On peut cependant s’interroger sur l’utilité d’une telle mesure, qui ne produit aucun effet en droit français et qui, je le répète, n’empêche rien. Seule la transcription des mariages célébrés à l’étranger a une incidence. Par ailleurs, quand le certificat de capacité à mariage n’est pas accordé, le procureur est saisi, ce qui contribue à surcharger également le parquet.
La loi a-t-elle vocation à imposer à des Français des certificats de capacité à mariage qui n’ont de toute façon aucune incidence sur la possibilité qu’ils ont de se marier à l’étranger ? Je ne le crois pas.

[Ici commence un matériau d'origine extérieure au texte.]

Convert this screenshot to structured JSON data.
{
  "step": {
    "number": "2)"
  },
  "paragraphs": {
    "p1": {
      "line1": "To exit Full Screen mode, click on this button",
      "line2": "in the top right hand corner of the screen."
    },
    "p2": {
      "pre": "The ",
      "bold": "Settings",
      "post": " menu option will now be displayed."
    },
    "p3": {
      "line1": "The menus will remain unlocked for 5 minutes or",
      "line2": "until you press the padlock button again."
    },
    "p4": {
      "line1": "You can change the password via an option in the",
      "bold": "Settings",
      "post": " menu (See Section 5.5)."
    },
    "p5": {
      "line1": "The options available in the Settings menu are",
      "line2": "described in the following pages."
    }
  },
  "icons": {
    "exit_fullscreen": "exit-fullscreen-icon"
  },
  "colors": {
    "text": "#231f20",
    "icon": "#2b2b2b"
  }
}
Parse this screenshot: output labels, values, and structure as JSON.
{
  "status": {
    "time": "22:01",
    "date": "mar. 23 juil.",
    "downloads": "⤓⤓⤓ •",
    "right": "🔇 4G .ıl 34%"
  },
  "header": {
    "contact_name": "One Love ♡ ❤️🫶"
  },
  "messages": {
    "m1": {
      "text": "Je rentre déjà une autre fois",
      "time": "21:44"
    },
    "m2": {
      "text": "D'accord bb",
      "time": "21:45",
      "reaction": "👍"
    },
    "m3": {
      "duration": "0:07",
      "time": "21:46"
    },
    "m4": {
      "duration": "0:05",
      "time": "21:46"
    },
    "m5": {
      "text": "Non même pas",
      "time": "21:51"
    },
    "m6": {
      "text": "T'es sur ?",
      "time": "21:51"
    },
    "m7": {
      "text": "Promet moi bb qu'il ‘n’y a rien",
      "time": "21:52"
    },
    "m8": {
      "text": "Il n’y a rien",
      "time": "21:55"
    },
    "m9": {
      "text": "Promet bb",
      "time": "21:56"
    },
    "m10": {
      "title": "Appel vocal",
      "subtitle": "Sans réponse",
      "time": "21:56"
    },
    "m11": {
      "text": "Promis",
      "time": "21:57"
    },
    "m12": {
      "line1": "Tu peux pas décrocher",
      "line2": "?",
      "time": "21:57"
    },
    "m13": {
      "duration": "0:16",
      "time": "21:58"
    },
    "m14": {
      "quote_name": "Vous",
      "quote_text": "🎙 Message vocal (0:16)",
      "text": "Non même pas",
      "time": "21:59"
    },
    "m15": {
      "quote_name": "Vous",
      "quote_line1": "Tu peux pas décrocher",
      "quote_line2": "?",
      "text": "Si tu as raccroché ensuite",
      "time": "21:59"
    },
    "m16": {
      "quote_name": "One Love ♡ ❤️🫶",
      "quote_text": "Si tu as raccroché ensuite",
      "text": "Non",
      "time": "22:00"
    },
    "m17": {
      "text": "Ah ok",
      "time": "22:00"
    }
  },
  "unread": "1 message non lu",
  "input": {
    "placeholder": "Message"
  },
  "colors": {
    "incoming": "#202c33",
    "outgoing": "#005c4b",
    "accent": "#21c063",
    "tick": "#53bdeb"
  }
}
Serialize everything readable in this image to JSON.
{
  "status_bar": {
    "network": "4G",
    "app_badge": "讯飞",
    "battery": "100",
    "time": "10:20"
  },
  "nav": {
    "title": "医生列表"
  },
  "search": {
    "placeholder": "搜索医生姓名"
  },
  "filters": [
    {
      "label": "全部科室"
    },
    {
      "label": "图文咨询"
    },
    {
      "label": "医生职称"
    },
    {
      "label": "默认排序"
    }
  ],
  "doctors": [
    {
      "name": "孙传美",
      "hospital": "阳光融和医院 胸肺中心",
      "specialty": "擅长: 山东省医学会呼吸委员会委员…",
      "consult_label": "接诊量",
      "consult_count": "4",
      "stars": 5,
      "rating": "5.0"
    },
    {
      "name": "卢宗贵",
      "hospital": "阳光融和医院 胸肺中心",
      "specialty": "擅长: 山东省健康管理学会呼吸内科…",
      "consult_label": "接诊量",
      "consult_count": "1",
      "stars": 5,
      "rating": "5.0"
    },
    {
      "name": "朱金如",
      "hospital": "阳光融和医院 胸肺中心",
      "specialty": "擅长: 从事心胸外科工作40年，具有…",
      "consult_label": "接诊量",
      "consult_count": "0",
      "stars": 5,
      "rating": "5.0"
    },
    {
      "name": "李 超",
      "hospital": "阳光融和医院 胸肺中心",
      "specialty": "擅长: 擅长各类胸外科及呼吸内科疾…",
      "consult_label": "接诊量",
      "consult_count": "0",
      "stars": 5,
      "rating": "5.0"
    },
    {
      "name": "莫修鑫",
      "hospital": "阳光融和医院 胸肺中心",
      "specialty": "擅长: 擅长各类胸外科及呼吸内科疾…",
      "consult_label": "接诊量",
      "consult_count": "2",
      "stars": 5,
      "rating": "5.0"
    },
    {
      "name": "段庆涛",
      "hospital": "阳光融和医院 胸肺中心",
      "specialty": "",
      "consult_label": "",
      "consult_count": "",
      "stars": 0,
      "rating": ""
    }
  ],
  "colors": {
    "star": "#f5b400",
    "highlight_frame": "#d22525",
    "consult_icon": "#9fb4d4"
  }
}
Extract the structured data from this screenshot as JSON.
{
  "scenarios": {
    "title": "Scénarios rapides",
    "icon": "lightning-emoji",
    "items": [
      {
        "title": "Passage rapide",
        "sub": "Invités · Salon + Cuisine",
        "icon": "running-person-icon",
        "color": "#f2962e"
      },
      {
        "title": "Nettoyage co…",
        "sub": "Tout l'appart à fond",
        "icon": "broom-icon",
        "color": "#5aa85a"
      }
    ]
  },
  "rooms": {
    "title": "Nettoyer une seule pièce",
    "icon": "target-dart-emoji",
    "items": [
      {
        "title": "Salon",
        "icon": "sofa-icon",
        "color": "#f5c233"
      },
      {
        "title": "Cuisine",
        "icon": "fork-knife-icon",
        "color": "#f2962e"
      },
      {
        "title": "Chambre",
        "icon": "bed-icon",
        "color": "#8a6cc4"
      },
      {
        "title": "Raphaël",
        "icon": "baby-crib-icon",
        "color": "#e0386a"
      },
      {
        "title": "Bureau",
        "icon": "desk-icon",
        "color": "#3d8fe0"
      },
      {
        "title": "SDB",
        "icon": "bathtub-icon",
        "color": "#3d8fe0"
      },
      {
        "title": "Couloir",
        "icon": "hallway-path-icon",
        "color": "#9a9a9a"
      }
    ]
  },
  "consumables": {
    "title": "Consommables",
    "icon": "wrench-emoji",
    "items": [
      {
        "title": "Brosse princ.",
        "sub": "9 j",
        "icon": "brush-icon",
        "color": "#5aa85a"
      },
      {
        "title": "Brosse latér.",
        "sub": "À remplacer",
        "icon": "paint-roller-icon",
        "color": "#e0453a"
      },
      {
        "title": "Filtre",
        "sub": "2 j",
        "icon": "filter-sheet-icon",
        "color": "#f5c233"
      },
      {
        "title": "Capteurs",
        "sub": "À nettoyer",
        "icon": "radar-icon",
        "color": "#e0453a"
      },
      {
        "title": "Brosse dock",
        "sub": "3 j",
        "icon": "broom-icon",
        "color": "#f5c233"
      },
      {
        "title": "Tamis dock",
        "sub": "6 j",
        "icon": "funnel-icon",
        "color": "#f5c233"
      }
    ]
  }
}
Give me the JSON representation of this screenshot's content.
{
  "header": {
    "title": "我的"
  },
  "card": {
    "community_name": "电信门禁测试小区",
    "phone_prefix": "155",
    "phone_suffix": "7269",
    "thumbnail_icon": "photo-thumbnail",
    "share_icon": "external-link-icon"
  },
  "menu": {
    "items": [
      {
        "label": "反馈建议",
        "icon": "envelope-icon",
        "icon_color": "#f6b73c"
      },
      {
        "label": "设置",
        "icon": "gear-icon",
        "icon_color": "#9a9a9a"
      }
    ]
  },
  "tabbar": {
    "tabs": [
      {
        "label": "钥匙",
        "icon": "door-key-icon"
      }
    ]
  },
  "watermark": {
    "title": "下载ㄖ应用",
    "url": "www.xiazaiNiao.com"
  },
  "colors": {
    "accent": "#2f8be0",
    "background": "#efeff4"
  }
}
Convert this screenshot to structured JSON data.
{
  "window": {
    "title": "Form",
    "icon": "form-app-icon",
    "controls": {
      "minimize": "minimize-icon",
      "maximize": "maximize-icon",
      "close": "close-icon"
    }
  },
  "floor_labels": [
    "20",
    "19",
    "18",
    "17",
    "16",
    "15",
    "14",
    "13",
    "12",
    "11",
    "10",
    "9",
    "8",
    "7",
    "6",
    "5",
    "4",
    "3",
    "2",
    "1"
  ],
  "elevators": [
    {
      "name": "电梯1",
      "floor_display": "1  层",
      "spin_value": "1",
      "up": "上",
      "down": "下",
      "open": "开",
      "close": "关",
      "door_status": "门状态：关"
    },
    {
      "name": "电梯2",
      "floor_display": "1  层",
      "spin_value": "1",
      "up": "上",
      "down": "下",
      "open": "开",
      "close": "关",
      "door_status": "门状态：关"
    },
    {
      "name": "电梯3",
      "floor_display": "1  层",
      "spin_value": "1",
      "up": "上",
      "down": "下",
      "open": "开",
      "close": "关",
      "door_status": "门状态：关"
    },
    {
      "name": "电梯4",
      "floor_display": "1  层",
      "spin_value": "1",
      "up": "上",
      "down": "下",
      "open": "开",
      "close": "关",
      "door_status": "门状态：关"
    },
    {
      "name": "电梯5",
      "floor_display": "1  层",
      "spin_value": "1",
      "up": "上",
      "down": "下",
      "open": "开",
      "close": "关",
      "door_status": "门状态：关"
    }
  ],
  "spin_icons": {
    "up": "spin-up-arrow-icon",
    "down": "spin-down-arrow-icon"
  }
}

De surcroît, dans bien des cas, l’acquisition d’un tel certificat s’apparente à un véritable périple : l’obtention d’un rendez-vous prend quelquefois plusieurs mois, ce qui provoque des situations délicates et retarde, parfois de plus d’un an, le mariage. En outre, une fois le certificat de capacité à mariage délivré et le mariage célébré, la procédure de transcription est souvent longue. Certains couples doivent attendre un an, deux ans, voire trois ans et se trouvent, là encore, confrontés à des situations dramatiques. En effet, tant que le mariage n’est pas transcrit, le membre du couple étranger ne peut obtenir de visa et venir en France. Par conséquent, à cause de ces dispositions, des dizaines et des dizaines de couples ne peuvent vivre ensemble. C’est la raison pour laquelle il faut selon moi changer la loi.
Le certificat de capacité à mariage a pour objet de protéger contre la polygamie, les mariages forcés et les mariages blancs. L’information et les conventions bilatérales, qui peuvent produire des effets en droit dans les pays signataires, seraient plus efficaces que ce certificat, qui n’empêche pas les mariages. Celui qui veut forcer son enfant à se marier ne demandera pas de certificat de capacité à mariage, pas plus que le couple qui fait un mariage blanc. Il est donc préférable de trouver d’autres solutions.
C’est la raison pour laquelle, dans le cadre de ce projet de loi de simplification et par le biais de cet amendement, je propose de laisser l’amour triompher et de permettre aux gens de se marier. La transcription sera le moment où le mariage pourra produire ses effets en droit français.
M. le président. Quel est l’avis de la commission ?
M. Thani Mohamed Soilihi, rapporteur de la commission des lois constitutionnelles, de législation, du suffrage universel, du règlement et d'administration générale. Cet amendement a pour objet de supprimer la plupart des formalités préalables au mariage d’un Français célébré à l’étranger par une autorité étrangère. Il tend à la suppression de l’obligation d’obtenir un certificat de capacité à mariage, qui justifie que les formalités prévues à l’article 63 du code civil, en particulier l’audition des époux, ont bien été accomplies. Il vise également à la suppression de la procédure d’opposition ouverte aux autorités diplomatiques et consulaires ainsi qu’au parquet en cas d’indices sérieux laissant présumer que le mariage est frauduleux.
L’objectif poursuivi par les auteurs de cet amendement est de répondre à des difficultés administratives auxquelles sont confrontés nos concitoyens établis à l’étranger : difficultés à obtenir rapidement un rendez-vous au consulat, lenteur de la procédure allongeant d’autant les délais pour pouvoir se marier…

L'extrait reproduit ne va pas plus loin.